Mantashe: Mkhwebane overreaching her powers with Reserve Bank plan
The matter relates to funds misappropriated during the apartheid era given as a lifeboat to bankorp which was later purchased by Absa bank.
JOHANNESBURG – African National Congress (ANC) Secretary General Gwede Mantashe has told Eyewitness News the Public Protector has overreached her power by pronouncing that she wants to change the Reserve Bank’s monetary policy.
On Monday, Advocate Busiswe Mkhwebane said the Reserve Bank had failed in its duties to protect the public by not ensuring that Absa Bank repaid an apartheid-era bailout given to failed bank Bankorp.
The matter relates to funds misappropriated during the apartheid era given as a lifeboat to Bankorp which was later purchased by Absa Bank.
Mantashe says the Reserve Bank was right to take the Public Protector’s decision on review.
“On the powers of the Reserve Bank and the Constitution, I think that’s Public Protector overreach. The Reserve Bank is right in reviewing it because that’s the only way you can challenge this, you can review properly.”
Mantashe says the Reserve Bank’s credibility is still intact and should not be tampered with.
“The Reserve Bank is doing its work.
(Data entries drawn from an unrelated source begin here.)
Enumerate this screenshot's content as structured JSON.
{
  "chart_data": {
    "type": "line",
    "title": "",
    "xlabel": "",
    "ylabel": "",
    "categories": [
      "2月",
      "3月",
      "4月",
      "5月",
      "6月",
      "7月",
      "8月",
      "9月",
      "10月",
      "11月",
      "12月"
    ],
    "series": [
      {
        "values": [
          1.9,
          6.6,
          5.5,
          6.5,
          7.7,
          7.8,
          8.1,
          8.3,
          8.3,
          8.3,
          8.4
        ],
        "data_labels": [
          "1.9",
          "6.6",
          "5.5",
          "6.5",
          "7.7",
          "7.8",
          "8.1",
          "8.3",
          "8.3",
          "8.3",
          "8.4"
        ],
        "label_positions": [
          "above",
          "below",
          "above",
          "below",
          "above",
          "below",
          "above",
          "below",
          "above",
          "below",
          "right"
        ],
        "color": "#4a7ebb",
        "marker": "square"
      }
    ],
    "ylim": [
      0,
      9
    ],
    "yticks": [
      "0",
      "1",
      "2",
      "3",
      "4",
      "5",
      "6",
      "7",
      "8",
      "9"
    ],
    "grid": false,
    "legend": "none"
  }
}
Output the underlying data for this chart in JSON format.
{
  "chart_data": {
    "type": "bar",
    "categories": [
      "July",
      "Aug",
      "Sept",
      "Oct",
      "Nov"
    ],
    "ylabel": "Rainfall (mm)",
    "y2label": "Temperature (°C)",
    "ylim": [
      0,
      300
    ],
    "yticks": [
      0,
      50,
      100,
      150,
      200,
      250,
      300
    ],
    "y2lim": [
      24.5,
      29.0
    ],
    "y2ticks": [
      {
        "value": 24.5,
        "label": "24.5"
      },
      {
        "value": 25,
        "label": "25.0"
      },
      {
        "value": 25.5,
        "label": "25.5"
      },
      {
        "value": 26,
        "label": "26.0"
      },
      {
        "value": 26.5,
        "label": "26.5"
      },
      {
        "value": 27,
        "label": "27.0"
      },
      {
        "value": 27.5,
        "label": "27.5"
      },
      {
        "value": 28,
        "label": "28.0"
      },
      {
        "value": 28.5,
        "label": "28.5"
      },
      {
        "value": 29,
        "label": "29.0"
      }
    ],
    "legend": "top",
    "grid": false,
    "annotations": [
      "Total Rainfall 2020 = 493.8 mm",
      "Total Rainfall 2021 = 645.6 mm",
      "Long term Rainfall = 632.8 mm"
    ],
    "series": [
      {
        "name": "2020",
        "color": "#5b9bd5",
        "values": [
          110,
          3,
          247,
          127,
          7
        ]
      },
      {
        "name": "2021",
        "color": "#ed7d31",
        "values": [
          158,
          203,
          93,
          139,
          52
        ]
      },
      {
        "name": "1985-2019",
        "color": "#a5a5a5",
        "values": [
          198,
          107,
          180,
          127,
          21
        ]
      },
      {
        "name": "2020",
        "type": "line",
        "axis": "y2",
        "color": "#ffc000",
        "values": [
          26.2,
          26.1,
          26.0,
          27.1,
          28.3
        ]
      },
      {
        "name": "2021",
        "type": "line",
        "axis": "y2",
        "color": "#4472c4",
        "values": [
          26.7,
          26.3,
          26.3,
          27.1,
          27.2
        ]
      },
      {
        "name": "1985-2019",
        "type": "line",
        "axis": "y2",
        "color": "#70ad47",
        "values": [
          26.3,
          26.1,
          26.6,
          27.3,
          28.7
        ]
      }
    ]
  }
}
The mistake we can commit in South Africa, which is popular, is to play around with the institution that gives us credibility and we lose that credibility immediately, we’ll battle economically.”
Mkhwebane has defended her decision.
“It says the Chairperson of the portfolio committee on Justice and Correctional Services must initiate that will result in the amendment of Section 224; initiate the process.
“This is still a process and I’m not saying these are the proposals, they can deliberate on that and decide if they are amending or not.”
Mkhwebane says it's up to the courts to decide if she's overreached her mandate by recommending that the Reserve Bank should change its mandate on monetary policy.
Mkhwebane says she's noted the bank's decision to challenge her recommendation.
“The court is there to interpret the law. I have seen the Reserve Bank intends to take this matter on judicial review. I think it’s within their right to do that. It’s for the court to decide whether I’ve reached my mandate.”